Le siège casablancais de l’OCP.
(DR)

OCP. Bonne année 2008 !


Décidément, l’année démarre sous les meilleurs auspices pour le groupe OCP. Après avoir quasiment réglé ses problèmes de recapitalisation et d’externalisation de sa caisse de retraites (la loi sur la transformation de l’Office est désormais dans le circuit législatif), voilà que le premier exportateur du pays tire le bénéfice d’une conjoncture internationale favorable. Les prix du phosphate et dérivés ont en fait suivi la tendance mondiale de flambée des prix des matières premières. La forte demande provenant de l’Inde et de la
Chine tire les prix à la hausse, rompant un cycle de stagnation qui a duré près d'une trentaine d’années. Les cours de certains produits ont d’ailleurs doublé, voire quadruplé.
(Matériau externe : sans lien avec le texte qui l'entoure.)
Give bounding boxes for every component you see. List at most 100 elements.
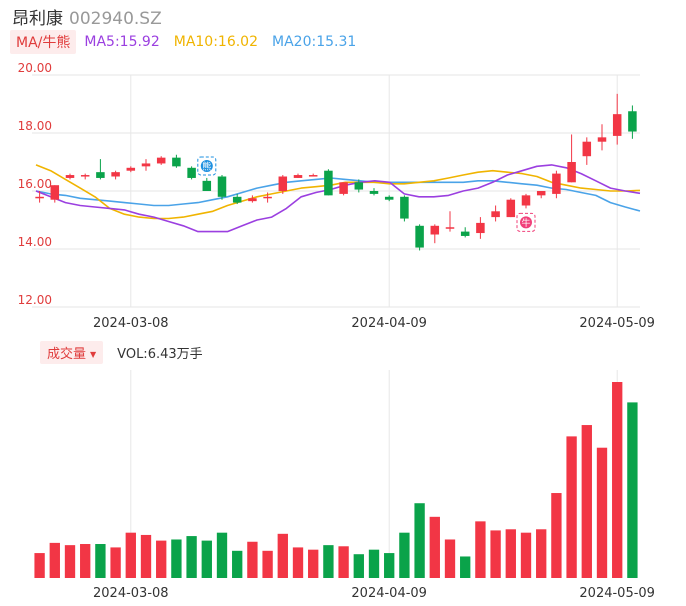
volume-bar (460, 556, 471, 578)
candle-body (141, 163, 151, 167)
volume-bar (140, 534, 152, 578)
stock-title: 昂利康 002940.SZ (12, 4, 162, 29)
volume-bar (551, 493, 562, 578)
candle-body (476, 222, 485, 234)
candle-body (35, 196, 44, 199)
volume-bar (171, 539, 182, 578)
volume-bar (368, 549, 380, 578)
candle-body (597, 137, 607, 142)
candle-body (187, 167, 196, 178)
volume-bar (262, 550, 273, 578)
signal-marker-dot (200, 159, 213, 172)
candle-body (536, 191, 546, 196)
volume-bar (338, 546, 349, 578)
candle-body (552, 173, 561, 194)
volume-bar (536, 529, 547, 578)
candle-body (278, 176, 288, 191)
candle-body (354, 182, 364, 190)
candle-body (156, 157, 166, 164)
candle-body (111, 172, 120, 177)
candle-body (369, 191, 379, 194)
candle-body (126, 167, 136, 171)
candle-body (415, 225, 424, 248)
candle-body (491, 211, 500, 218)
ma5-value: MA5:15.92 (84, 34, 160, 50)
candle-body (293, 175, 303, 178)
volume-bar (110, 547, 121, 578)
volume-x-tick-label: 2024-03-08 (93, 586, 169, 601)
volume-bar (581, 425, 592, 578)
volume-bar (444, 539, 456, 578)
candle-body (172, 157, 181, 167)
volume-bar (80, 544, 91, 578)
volume-legend: 成交量 ▼ VOL:6.43万手 (40, 340, 203, 364)
candle-body (612, 114, 622, 136)
volume-bar (323, 545, 334, 578)
x-tick-label: 2024-05-09 (579, 316, 655, 331)
volume-bar (201, 540, 212, 578)
ma10-line (35, 164, 641, 220)
candle-body (400, 196, 409, 219)
volume-bar (247, 541, 258, 578)
volume-bar (34, 553, 45, 578)
candle-body (445, 227, 455, 229)
ma20-line (35, 177, 641, 212)
candle-body (567, 162, 576, 183)
candle-body (232, 196, 242, 203)
volume-bar (520, 532, 532, 578)
candle-body (248, 198, 257, 202)
volume-bar (232, 550, 243, 578)
caret-down-icon: ▼ (90, 349, 97, 359)
y-tick-label: 18.00 (18, 119, 52, 133)
candle-body (80, 175, 90, 177)
volume-bar (414, 503, 425, 578)
volume-bar (64, 545, 76, 578)
ma-legend: MA/牛熊 MA5:15.92 MA10:16.02 MA20:15.31 (10, 30, 356, 54)
ma10-value: MA10:16.02 (173, 34, 259, 50)
volume-bar (429, 516, 440, 578)
volume-bar (125, 532, 136, 578)
candle-body (460, 231, 470, 236)
ma-bullbear-tag[interactable]: MA/牛熊 (10, 30, 77, 54)
volume-x-tick-label: 2024-04-09 (351, 586, 427, 601)
candle-body (324, 170, 333, 196)
ma5-line (35, 164, 641, 233)
x-tick-label: 2024-04-09 (351, 316, 427, 331)
signal-marker-dot (520, 216, 532, 229)
volume-bar (505, 529, 516, 578)
volume-indicator-dropdown[interactable]: 成交量 ▼ (40, 340, 104, 364)
volume-bar (399, 532, 410, 578)
volume-x-tick-label: 2024-05-09 (579, 586, 655, 601)
candle-body (430, 225, 440, 235)
candle-body (263, 196, 272, 199)
signal-marker-frame (516, 212, 536, 232)
stock-code: 002940.SZ (69, 9, 162, 29)
volume-bar (490, 530, 501, 578)
signal-marker-label: 熊 (202, 160, 211, 172)
candle-body (50, 185, 60, 200)
x-tick-label: 2024-03-08 (93, 316, 169, 331)
candle-body (339, 182, 348, 194)
y-tick-label: 12.00 (18, 293, 52, 307)
ma20-value: MA20:15.31 (272, 34, 357, 50)
volume-bar (612, 382, 623, 578)
candle-body (217, 176, 227, 197)
volume-bar (475, 521, 486, 578)
volume-bar (353, 554, 364, 578)
volume-bar (292, 547, 304, 578)
volume-bar (49, 542, 60, 578)
candle-body (96, 172, 105, 178)
candle-body (308, 175, 318, 177)
candle-body (582, 141, 592, 157)
candle-body (202, 180, 212, 191)
volume-bar (216, 532, 228, 578)
y-tick-label: 20.00 (18, 61, 52, 75)
volume-bar (566, 436, 577, 578)
volume-bar (277, 533, 288, 578)
volume-tag-label: 成交量 (47, 346, 87, 362)
volume-bar (308, 549, 319, 578)
candle-body (521, 195, 531, 206)
candle-body (65, 175, 75, 178)
candle-body (506, 199, 516, 218)
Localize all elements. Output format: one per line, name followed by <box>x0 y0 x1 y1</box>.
C’est le cas de ceux de la roche phosphate, qui sont passés de 50 dollars en 2007 pour flirter désormais avec les 200 dollars ! Idem pour le prix des engrais, qui a augmenté en une année de 260 à près de 760 dollars. Pour le groupe OCP, premier exportateur mondial de phosphates, l’effet de la hausse des prix s’est rapidement fait sentir sur les comptes. Entre janvier et février, la valeur des exportations des phosphates et dérivés a ainsi progressé de 67% par rapport à la même période de l’année dernière, passant de 2,5 milliards à près de 4,2 milliards de dirhams. La part des ventes du groupe dans le total des exportations a atteint 20%, contre 13% une année auparavant. Pourvu que ça dure…


Saïdia. Addoha rassure

Quelques mois après le rachat de 50% du capital de Fadesa Maroc, les managers d’Addoha (qui président désormais le directoire de la société) opèrent leur première sortie médiatique. Objectif : rassurer quant à l’avancement du plus important projet de Fadesa, à savoir la station balnéaire Mediterranea Saïdia. Première station du fameux plan Azur, son lancement semble justement prendre du retard. “Nous sommes dans les temps par rapport à notre échéancier et nos engagements vis-à-vis du gouvernement”, tient à préciser Hassan Ben Bachir, conseiller d'Anas Sefrioui, président d’Addoha. Le numéro 2 du groupe confie toutefois qu’un certain retard est accusé par rapport à la livraison du premier hôtel et que Fadesa Maroc devrait même payer des pénalités de retard au futur exploitant de l’établissement. “Il va falloir attendre la saison 2009 pour le lancement des trois hôtels”, ajoute-t-il. Addoha a également effectué des changements opérationnels dans la conduite du chantier, qui était auparavant éparpillé entre des dizaines de sous-traitants.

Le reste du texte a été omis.